Décret exécutif de Newsom AI

Crédit photo : Steve Johnson

Que la bataille entre le gouvernement fédéral et l’État en matière d’intelligence artificielle se poursuive : suite à la publication du cadre politique national pour l’intelligence artificielle de la Maison Blanche, le gouverneur de Californie, Gavin Newsom, a signé un décret à multiples facettes sur l’IA.

Le gouverneur Newsom a publié cet ordre hier, peu de temps après que le Cadre ait introduit diverses « recommandations législatives » au niveau fédéral.
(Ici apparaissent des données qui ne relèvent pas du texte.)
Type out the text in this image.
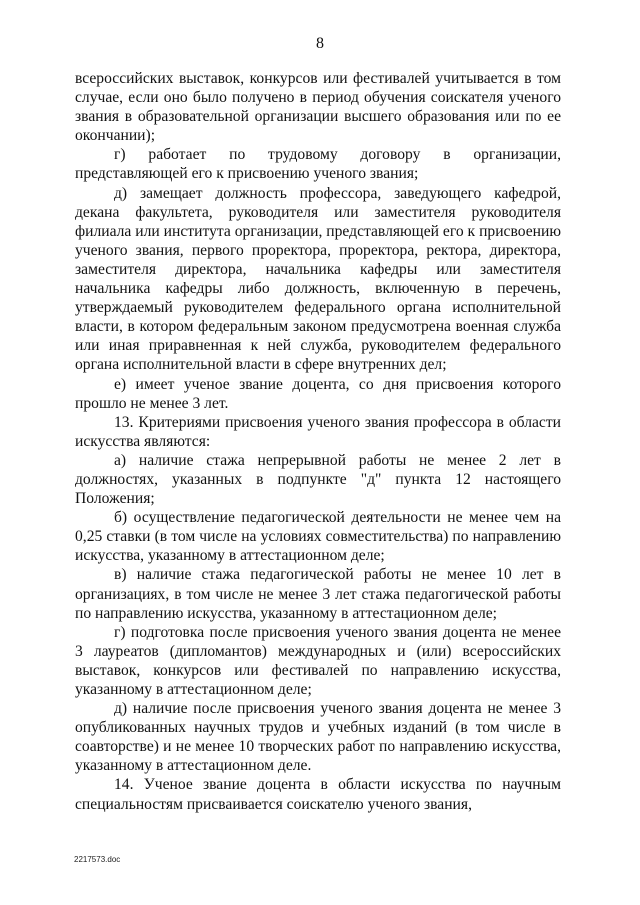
8

всероссийских выставок, конкурсов или фестивалей учитывается в том случае, если оно было получено в период обучения соискателя ученого звания в образовательной организации высшего образования или по ее окончании);

г) работает по трудовому договору в организации, представляющей его к присвоению ученого звания;

д) замещает должность профессора, заведующего кафедрой, декана факультета, руководителя или заместителя руководителя филиала или института организации, представляющей его к присвоению ученого звания, первого проректора, проректора, ректора, директора, заместителя директора, начальника кафедры или заместителя начальника кафедры либо должность, включенную в перечень, утверждаемый руководителем федерального органа исполнительной власти, в котором федеральным законом предусмотрена военная служба или иная приравненная к ней служба, руководителем федерального органа исполнительной власти в сфере внутренних дел;

е) имеет ученое звание доцента, со дня присвоения которого прошло не менее 3 лет.

13. Критериями присвоения ученого звания профессора в области искусства являются:

а) наличие стажа непрерывной работы не менее 2 лет в должностях, указанных в подпункте "д" пункта 12 настоящего Положения;

б) осуществление педагогической деятельности не менее чем на 0,25 ставки (в том числе на условиях совместительства) по направлению искусства, указанному в аттестационном деле;

в) наличие стажа педагогической работы не менее 10 лет в организациях, в том числе не менее 3 лет стажа педагогической работы по направлению искусства, указанному в аттестационном деле;

г) подготовка после присвоения ученого звания доцента не менее 3 лауреатов (дипломантов) международных и (или) всероссийских выставок, конкурсов или фестивалей по направлению искусства, указанному в аттестационном деле;

д) наличие после присвоения ученого звания доцента не менее 3 опубликованных научных трудов и учебных изданий (в том числе в соавторстве) и не менее 10 творческих работ по направлению искусства, указанному в аттестационном деле.

14. Ученое звание доцента в области искусства по научным специальностям присваивается соискателю ученого звания,

2217573.doc
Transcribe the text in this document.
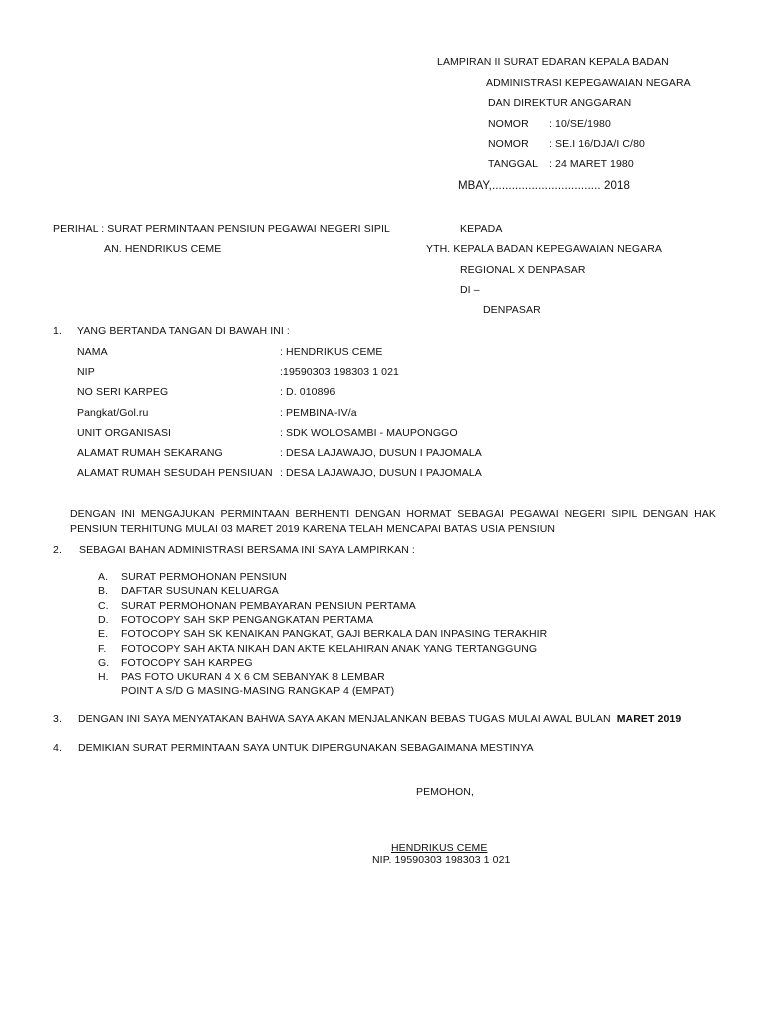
LAMPIRAN II SURAT EDARAN KEPALA BADAN
ADMINISTRASI KEPEGAWAIAN NEGARA
DAN DIREKTUR ANGGARAN
NOMOR : 10/SE/1980
NOMOR : SE.I 16/DJA/I C/80
TANGGAL : 24 MARET 1980
MBAY,................................. 2018
PERIHAL : SURAT PERMINTAAN PENSIUN PEGAWAI NEGERI SIPIL
AN. HENDRIKUS CEME
KEPADA
YTH. KEPALA BADAN KEPEGAWAIAN NEGARA
REGIONAL X DENPASAR
DI –
DENPASAR
1. YANG BERTANDA TANGAN DI BAWAH INI :
NAMA	: HENDRIKUS CEME
NIP	:19590303 198303 1 021
NO SERI KARPEG	: D. 010896
Pangkat/Gol.ru	: PEMBINA-IV/a
UNIT ORGANISASI	: SDK WOLOSAMBI - MAUPONGGO
ALAMAT RUMAH SEKARANG	: DESA LAJAWAJO, DUSUN I PAJOMALA
ALAMAT RUMAH SESUDAH PENSIUAN : DESA LAJAWAJO, DUSUN I PAJOMALA
DENGAN INI MENGAJUKAN PERMINTAAN BERHENTI DENGAN HORMAT SEBAGAI PEGAWAI NEGERI SIPIL DENGAN HAK PENSIUN TERHITUNG MULAI 03 MARET 2019 KARENA TELAH MENCAPAI BATAS USIA PENSIUN
2. SEBAGAI BAHAN ADMINISTRASI BERSAMA INI SAYA LAMPIRKAN :
A. SURAT PERMOHONAN PENSIUN
B. DAFTAR SUSUNAN KELUARGA
C. SURAT PERMOHONAN PEMBAYARAN PENSIUN PERTAMA
D. FOTOCOPY SAH SKP PENGANGKATAN PERTAMA
E. FOTOCOPY SAH SK KENAIKAN PANGKAT, GAJI BERKALA DAN INPASING TERAKHIR
F. FOTOCOPY SAH AKTA NIKAH DAN AKTE KELAHIRAN ANAK YANG TERTANGGUNG
G. FOTOCOPY SAH KARPEG
H. PAS FOTO UKURAN 4 X 6 CM SEBANYAK 8 LEMBAR
POINT A S/D G MASING-MASING RANGKAP 4 (EMPAT)
3. DENGAN INI SAYA MENYATAKAN BAHWA SAYA AKAN MENJALANKAN BEBAS TUGAS MULAI AWAL BULAN MARET 2019
4. DEMIKIAN SURAT PERMINTAAN SAYA UNTUK DIPERGUNAKAN SEBAGAIMANA MESTINYA
PEMOHON,
HENDRIKUS CEME
NIP. 19590303 198303 1 021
Sans surprise, étant donné le moment choisi, les règles californiennes en matière d’IA présentent un aspect politique.

(Les recommandations de la Maison Blanche, nous signalé plus tôt en marsa souligné l’objectif d’établir « un cadre politique fédéral en matière d’IA » pour « empêcher une mosaïque fragmentée de réglementations étatiques qui nuiraient à notre compétitivité nationale. »)

Cela ressort assez clairement du titre du communiqué de presse correspondant : « Alors que Trump annule les protections, le gouverneur Newsom signe le premier décret de son genre pour renforcer les protections de l’IA et son utilisation responsable. »

Ajoutez à cela la longue liste de plaintes de titulaires de droits contre les principaux développeurs – plus récemment, BMG réclamations pour contrefaçon contre Anthropic – et on peut affirmer sans se tromper que le paysage réglementaire de l’IA contient plus que quelques éléments mobiles.

En gardant l’accent sur les nouvelles réglementations californiennes, l’ordonnance demande au Département des services généraux (DGS) et au Département de technologie (CDT) de recommander de « nouvelles certifications » pour les « processus de passation de marchés publics » impliquant les développeurs d’IA.

Entre autres choses, lesdites certifications aborderont les garanties visant à prévenir les utilisations abusives impliquant des « contenus illégaux », y compris les deepfakes sexuellement explicites ; « préjugés préjudiciables » ; et les violations « des droits civils et des libertés civiles telles que la liberté d’expression, le vote et (et) l’autonomie humaine ».

De plus, l’Agence des opérations gouvernementales, « en consultation avec la DGS et la CDT », dispose de 120 jours pour proposer « toute réforme des dispositions sur la responsabilité des entrepreneurs » dans le même esprit que celles soulignées ci-dessus.

Plus directement lié à la confrontation réglementaire entre le fédéral et l’État : le responsable de la sécurité de l’information de CDT « examinera toute nouvelle désignation d’entreprises comme présentant des risques pour la chaîne d’approvisionnement par le gouvernement fédéral ».

Et si le responsable « conclut que la désignation est inappropriée », la DGS et la CDT « publieront conjointement des directives garantissant que les départements et agences pourront continuer à s’approvisionner facilement auprès de cette entreprise ».

En conclusion, l’ordonnance appelle également les agences à établir « l’accès des employés aux outils GenAI approuvés pour les cas d’utilisation générale avec des garanties appropriées en matière de confidentialité et de cybersécurité ».

Le plus intéressant pour les détenteurs de droits d’auteur : le décret a ordonné l’élaboration de « guides de bonnes pratiques permettant aux ministères et aux agences de filigraner de manière appropriée » toutes les « images ou vidéos générées par l’IA ou manipulées de manière significative ».

À plus long terme, faire des filigranes IA la norme à tous les niveaux serait, bien sûr, une étape radicale – et une étape avec de multiples considérations sous la surface. Comment cela affecterait-il la collection croissante de créations intégrant, mais pas uniquement, l’IA générative ? Et où sera tracée la limite des « manipulations significatives » ?

Le temps nous le dira, mais il sera utile de suivre l’évolution de la réglementation de l’IA – y compris en Europe, où plusieurs litiges juridiques liés à l’IA se déroulent – ​​avancent.